Because payments are stretched over a longer period, monthly payment amounts are lower.
Because payments are stretched over a longer period, interest paid is higher.
Example: A $200,000 mortgage loan at 5% interest, 30-year term, is $386,513.
Pro: Low simple mortgage payment of $1073.64.
Con: $186,513 interest (almost double original loan amount)
A 15-year term means you have a shorter period to pay off your loan.
Because payments are over a shorter period, monthly payments are higher.
Because payments ae over a shorter period, interest paid is lower.
Example: In comparison to the above, a $200,000 mortgage loan at 5% interest, 15-year term, is $284,685 vs $386,513.

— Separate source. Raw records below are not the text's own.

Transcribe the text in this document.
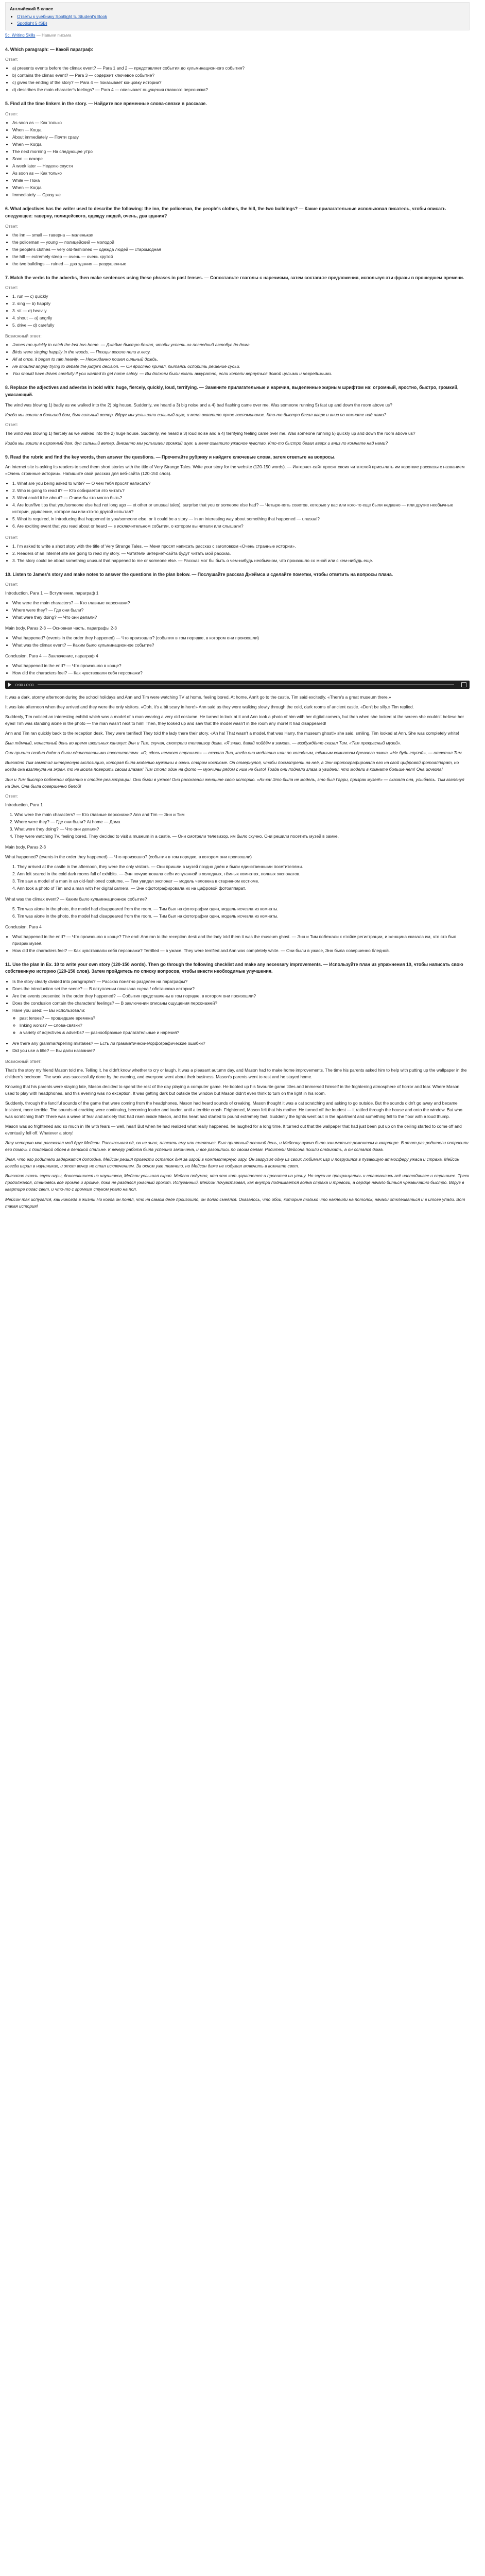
Английский 5 класс
• Ответы к учебнику Spotlight 5. Student's Book
• Spotlight 5 (SB)
5с. Writing Skills — Навыки письма
4. Which paragraph: — Какой параграф:
Ответ:
• a) presents events before the climax event? — Para 1 and 2 — представляет события до кульминационного события?
• b) contains the climax event? — Para 3 — содержит ключевое событие?
• c) gives the ending of the story? — Para 4 — показывает концовку истории?
• d) describes the main character's feelings? — Para 4 — описывает ощущения главного персонажа?
5. Find all the time linkers in the story. — Найдите все временные слова-связки в рассказе.
Ответ:
• As soon as — Как только
• When — Когда
• About immediately — Почти сразу
• When — Когда
• The next morning — На следующее утро
• Soon — вскоре
• A week later — Неделю спустя
• As soon as — Как только
• While — Пока
• When — Когда
• Immediately — Сразу же
6. What adjectives has the writer used to describe the following: the inn, the policeman, the people's clothes, the hill, the two buildings? — Какие прилагательные использовал писатель, чтобы описать следующее: таверну, полицейского, одежду людей, очень, два здания?
Ответ:
• the inn — small — таверна — маленькая
• the policeman — young — полицейский — молодой
• the people's clothes — very old-fashioned — одежда людей — старомодная
• the hill — extremely steep — очень — очень крутой
• the two buildings — ruined — два здания — разрушенные
7. Match the verbs to the adverbs, then make sentences using these phrases in past tenses. — Сопоставьте глаголы с наречиями, затем составьте предложения, используя эти фразы в прошедшем времени.
Ответ:
• 1. run — c) quickly
• 2. sing — b) happily
• 3. sit — e) heavily
• 4. shout — a) angrily
• 5. drive — d) carefully
Возможный ответ:
• James ran quickly to catch the last bus home. — Джеймс быстро бежал, чтобы успеть на последний автобус до дома.
• Birds were singing happily in the woods. — Птицы весело пели в лесу.
• All at once, it began to rain heavily. — Неожиданно пошел сильный дождь.
• He shouted angrily trying to debate the judge's decision. — Он яростно кричал, пытаясь оспорить решение судьи.
• You should have driven carefully if you wanted to get home safely. — Вы должны были ехать аккуратно, если хотели вернуться домой целыми и невредимыми.
8. Replace the adjectives and adverbs in bold with: huge, fiercely, quickly, loud, terrifying. — Замените прилагательные и наречия, выделенные жирным шрифтом на: огромный, яростно, быстро, громкий, ужасающий.

The wind was blowing 1) badly as we walked into the 2) big house. Suddenly, we heard a 3) big noise and a 4) bad flashing came over me. Was someone running 5) fast up and down the room above us?

Когда мы вошли в большой дом, был сильный ветер. Вдруг мы услышали сильный шум, и меня охватило яркое воспоминание. Кто-то быстро бегал вверх и вниз по комнате над нами?

Ответ:

The wind was blowing 1) fiercely as we walked into the 2) huge house. Suddenly, we heard a 3) loud noise and a 4) terrifying feeling came over me. Was someone running 5) quickly up and down the room above us?

Когда мы вошли в огромный дом, дул сильный ветер. Внезапно мы услышали громкий шум, и меня охватило ужасное чувство. Кто-то быстро бегал вверх и вниз по комнате над нами?

9. Read the rubric and find the key words, then answer the questions. — Прочитайте рубрику и найдите ключевые слова, затем ответьте на вопросы.

An Internet site is asking its readers to send them short stories with the title of Very Strange Tales. Write your story for the website (120-150 words). — Интернет-сайт просит своих читателей присылать им короткие рассказы с названием «Очень странные истории». Напишите свой рассказ для веб-сайта (120-150 слов).

• 1. What are you being asked to write? — О чем тебя просят написать?
• 2. Who is going to read it? — Кто собирается это читать?
• 3. What could it be about? — О чем бы это могло быть?
• 4. Are four/five tips that you/someone else had not long ago — et other or unusual tales), surprise that you or someone else had? — Четыре-пять советов, которые у вас или кого-то еще были недавно — или другие необычные истории, удивление, которое вы или кто-то другой испытал?
• 5. What is required, in introducing that happened to you/someone else, or it could be a story — in an interesting way about something that happened — unusual?
• 6. Are exciting event that you read about or heard — в исключительном событии, о котором вы читали или слышали?
Ответ:
• 1. I'm asked to write a short story with the title of Very Strange Tales. — Меня просят написать рассказ с заголовком «Очень странные истории».
• 2. Readers of an Internet site are going to read my story. — Читатели интернет-сайта будут читать мой рассказ.
• 3. The story could be about something unusual that happened to me or someone else. — Рассказ мог бы быть о чем-нибудь необычном, что произошло со мной или с кем-нибудь еще.
10. Listen to James's story and make notes to answer the questions in the plan below. — Послушайте рассказ Джеймса и сделайте пометки, чтобы ответить на вопросы плана.
Ответ:

Introduction, Para 1 — Вступление, параграф 1

• Who were the main characters? — Кто главные персонажи?
• Where were they? — Где они были?
• What were they doing? — Что они делали?

Main body, Paras 2-3 — Основная часть, параграфы 2-3

• What happened? (events in the order they happened) — Что произошло? (события в том порядке, в котором они произошли)
• What was the climax event? — Каким было кульминационное событие?

Conclusion, Para 4 — Заключение, параграф 4

• What happened in the end? — Что произошло в конце?
• How did the characters feel? — Как чувствовали себя персонажи?
0:00 / 0:00

It was a dark, stormy afternoon during the school holidays and Ann and Tim were watching TV at home, feeling bored. At home, Ann't go to the castle, Tim said excitedly. «There's a great museum there.»

It was late afternoon when they arrived and they were the only visitors. «Ooh, it's a bit scary in here!» Ann said as they were walking slowly through the cold, dark rooms of ancient castle. «Don't be silly.» Tim replied.

Suddenly, Tim noticed an interesting exhibit which was a model of a man wearing a very old costume. He turned to look at it and Ann took a photo of him with her digital camera, but then when she looked at the screen she couldn't believe her eyes! Tim was standing alone in the photo — the man wasn't next to him! Then, they looked up and saw that the model wasn't in the room any more! It had disappeared!

Ann and Tim ran quickly back to the reception desk. They were terrified! They told the lady there their story. «Ah ha! That wasn't a model, that was Harry, the museum ghost!» she said, smiling. Tim looked at Ann. She was completely white!

Был тёмный, ненастный день во время школьных каникул; Энн и Тим, скучая, смотрели телевизор дома. «Я знаю, давай пойдём в замок», — возбуждённо сказал Тим. «Там прекрасный музей».

Они пришли поздно днём и были единственными посетителями. «О, здесь немного страшно!» — сказала Энн, когда они медленно шли по холодным, тёмным комнатам древнего замка. «Не будь глупой», — ответил Тим.

Внезапно Тим заметил интересную экспозицию, которая была моделью мужчины в очень старом костюме. Он отвернулся, чтобы посмотреть на неё, а Энн сфотографировала его на свой цифровой фотоаппарат, но когда она взглянула на экран, то не могла поверить своим глазам! Тим стоял один на фото — мужчины рядом с ним не было! Тогда они подняли глаза и увидели, что модели в комнате больше нет! Она исчезла!

Энн и Тим быстро побежали обратно к стойке регистрации. Они были в ужасе! Они рассказали женщине свою историю. «Ах-ха! Это была не модель, это был Гарри, призрак музея!» — сказала она, улыбаясь. Тим взглянул на Энн. Она была совершенно белой!

Ответ:

Introduction, Para 1

1. Who were the main characters? — Кто главные персонажи? Ann and Tim — Энн и Тим
2. Where were they? — Где они были? At home — Дома
3. What were they doing? — Что они делали?
4. They were watching TV, feeling bored. They decided to visit a museum in a castle. — Они смотрели телевизор, им было скучно. Они решили посетить музей в замке.

Main body, Paras 2-3

What happened? (events in the order they happened) — Что произошло? (события в том порядке, в котором они произошли)

1. They arrived at the castle in the afternoon, they were the only visitors. — Они пришли в музей поздно днём и были единственными посетителями.
2. Ann felt scared in the cold dark rooms full of exhibits. — Энн почувствовала себя испуганной в холодных, тёмных комнатах, полных экспонатов.
3. Tim saw a model of a man in an old-fashioned costume. — Тим увидел экспонат — модель человека в старинном костюме.
4. Ann took a photo of Tim and a man with her digital camera. — Энн сфотографировала их на цифровой фотоаппарат.

What was the climax event? — Каким было кульминационное событие?

5. Tim was alone in the photo, the model had disappeared from the room. — Тим был на фотографии один, модель исчезла из комнаты.
6. Tim was alone in the photo, the model had disappeared from the room. — Тим был на фотографии один, модель исчезла из комнаты.

Conclusion, Para 4

• What happened in the end? — Что произошло в конце? The end: Ann ran to the reception desk and the lady told them it was the museum ghost. — Энн и Тим побежали к стойке регистрации, и женщина сказала им, что это был призрак музея.
• How did the characters feel? — Как чувствовали себя персонажи? Terrified — в ужасе. They were terrified and Ann was completely white. — Они были в ужасе, Энн была совершенно бледной.
11. Use the plan in Ex. 10 to write your own story (120-150 words). Then go through the following checklist and make any necessary improvements. — Используйте план из упражнения 10, чтобы написать свою собственную историю (120-150 слов). Затем пройдитесь по списку вопросов, чтобы внести необходимые улучшения.
• Is the story clearly divided into paragraphs? — Рассказ понятно разделен на параграфы?
• Does the introduction set the scene? — В вступлении показана сцена / обстановка истории?
• Are the events presented in the order they happened? — События представлены в том порядке, в котором они произошли?
• Does the conclusion contain the characters' feelings? — В заключении описаны ощущения персонажей?
• Have you used: — Вы использовали:
◦ past tenses? — прошедшие времена?
◦ linking words? — слова-связки?
◦ a variety of adjectives & adverbs? — разнообразные прилагательные и наречия?
• Are there any grammar/spelling mistakes? — Есть ли грамматические/орфографические ошибки?
• Did you use a title? — Вы дали название?
Возможный ответ:

That's the story my friend Mason told me. Telling it, he didn't know whether to cry or laugh. It was a pleasant autumn day, and Mason had to make home improvements. The time his parents asked him to help with putting up the wallpaper in the children's bedroom. The work was successfully done by the evening, and everyone went about their business. Mason's parents went to rest and he stayed home.

Knowing that his parents were staying late, Mason decided to spend the rest of the day playing a computer game. He booted up his favourite game titles and immersed himself in the frightening atmosphere of horror and fear. Where Mason used to play with headphones, and this evening was no exception. It was getting dark but outside the window but Mason didn't even think to turn on the light in his room.

Suddenly, through the fanciful sounds of the game that were coming from the headphones, Mason had heard sounds of creaking. Mason thought it was a cat scratching and asking to go outside. But the sounds didn't go away and became insistent, more terrible. The sounds of cracking were continuing, becoming louder and louder, until a terrible crash. Frightened, Mason felt that his mother. He turned off the loudest — it rattled through the house and onto the window. But who was scratching that? There was a wave of fear and anxiety that had risen inside Mason, and his heart had started to pound extremely fast. Suddenly the lights went out in the apartment and something fell to the floor with a loud thump.

Mason was so frightened and so much in life with fears — well, hear! But when he had realized what really happened, he laughed for a long time. It turned out that the wallpaper that had just been put up on the ceiling started to come off and eventually fell off. Whatever a story!

Эту историю мне рассказал мой друг Мейсон. Рассказывая её, он не знал, плакать ему или смеяться. Был приятный осенний день, и Мейсону нужно было заниматься ремонтом в квартире. В этот раз родители попросили его помочь с поклейкой обоев в детской спальне. К вечеру работа была успешно закончена, и все разошлись по своим делам. Родители Мейсона пошли отдыхать, а он остался дома.

Зная, что его родители задержатся допоздна, Мейсон решил провести остаток дня за игрой в компьютерную игру. Он загрузил одну из своих любимых игр и погрузился в пугающую атмосферу ужаса и страха. Мейсон всегда играл в наушниках, и этот вечер не стал исключением. За окном уже темнело, но Мейсон даже не подумал включить в комнате свет.

Внезапно сквозь звуки игры, доносившиеся из наушников, Мейсон услышал скрип. Мейсон подумал, что это кот царапается и просится на улицу. Но звуки не прекращались и становились всё настойчивее и страшнее. Треск продолжался, становясь всё громче и громче, пока не раздался ужасный грохот. Испуганный, Мейсон почувствовал, как внутри поднимается волна страха и тревоги, а сердце начало биться чрезвычайно быстро. Вдруг в квартире погас свет, и что-то с громким стуком упало на пол.

Мейсон так испугался, как никогда в жизни! Но когда он понял, что на самом деле произошло, он долго смеялся. Оказалось, что обои, которые только что наклеили на потолок, начали отклеиваться и в итоге упали. Вот такая история!
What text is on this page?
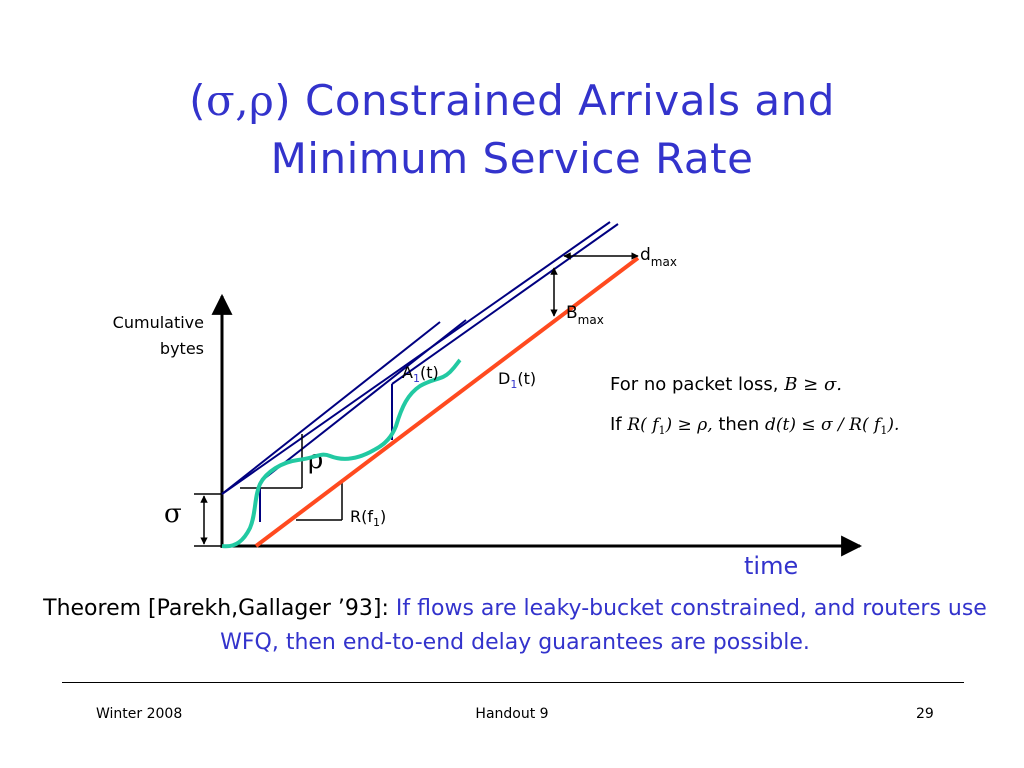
(σ,ρ) Constrained Arrivals and
Minimum Service Rate
Cumulative
bytes
σ
ρ
$R(f_1)$
$B_{max}$
$d_{max}$
$A_1(t)$	$D_1(t)$	For no packet loss, B ≥ σ.
If R( $f_1) \ge \rho$, then d(t) ≤ σ / R( $f_1$).
time
Theorem [Parekh,Gallager ’93]: If flows are leaky-bucket constrained, and routers use WFQ, then end-to-end delay guarantees are possible.
Winter 2008	Handout 9	29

Pro: $84,685 vs 186,513 in interest paid: a savings of $101,828 over the life of loan.
Con: Higher simple mortgage payment of $1581.59 vs 1073.64: an increase of $507.95/month.
As in this scenario, you could almost pay for two homes by spreading your mortgage
payments over a 30-year term vs a 15-year term. You could save over a hundred thousand dollars just by opting for the shorter term. If you can’t afford the higher payment, you could consider a 20-year term. It won’t be as great as a 15-year term, but still save you tens of thousands compared to a 30-year term. Otherwise, consider buying less house. Instead of a $200,000 home, maybe you can opt for a $175,000 home or $150,000 home.
Some people say, take the 30-year term and pay on a 15-year payment plan. In our scenario, that would be, paying $1581.59 instead of $1073,64 every month for 15 years. In theory that works. You will have virtually the same interest savings as if you opted for the 15-year term, but if you hit a rough patch, you won’t be obligated to pay the higher payment. You could ride out your rough patch by paying the lower scheduled payment amount.
Some people actually pull it off- but very few. For most, though well intended, life always seems to get in the way. They never actually do what they planned. Because they are not contracted to pay on a 15-year term, they end of making minimum payments, over the course of 30 years or more.
Conclusion
All financial experts agree on the math as far as the interest savings gained from a shorter loan period. That’s probably as far as agreement goes. Personally, I like the idea of a longer loan and being able to pre-pay to the principal and save on interest. Life does happen, and those lower payments can be a life saver when you hit a rough patch. But I also know that I promised to do that when I purchased my home, but it was 15 years later before I actually started doing it. Maybe that’s your story, too. It wasn’t that I couldn’t afford to do it, I just didn’t know the basic financial principles, like living on a budget, avoiding unnecessary debt, and having an emergency fund.
I wish I started 15 years earlier, but I still have the benefit of saving tens of thousands, now; and so do you. If it doesn’t benefit you to refinance to a shorter term and hopefully a lower interest rate, that doesn’t stop you from making pre-payments as if you were. Just increase the amount you are paying each month. Even $50 or $100 will save you thousands. The internet is full of pre-payment calculators to help you determine your interest savings; and even help you determine whether it’s cost effective to refinance (i.e. at Compass) You can start where you are. You can start, today. Grow as you go!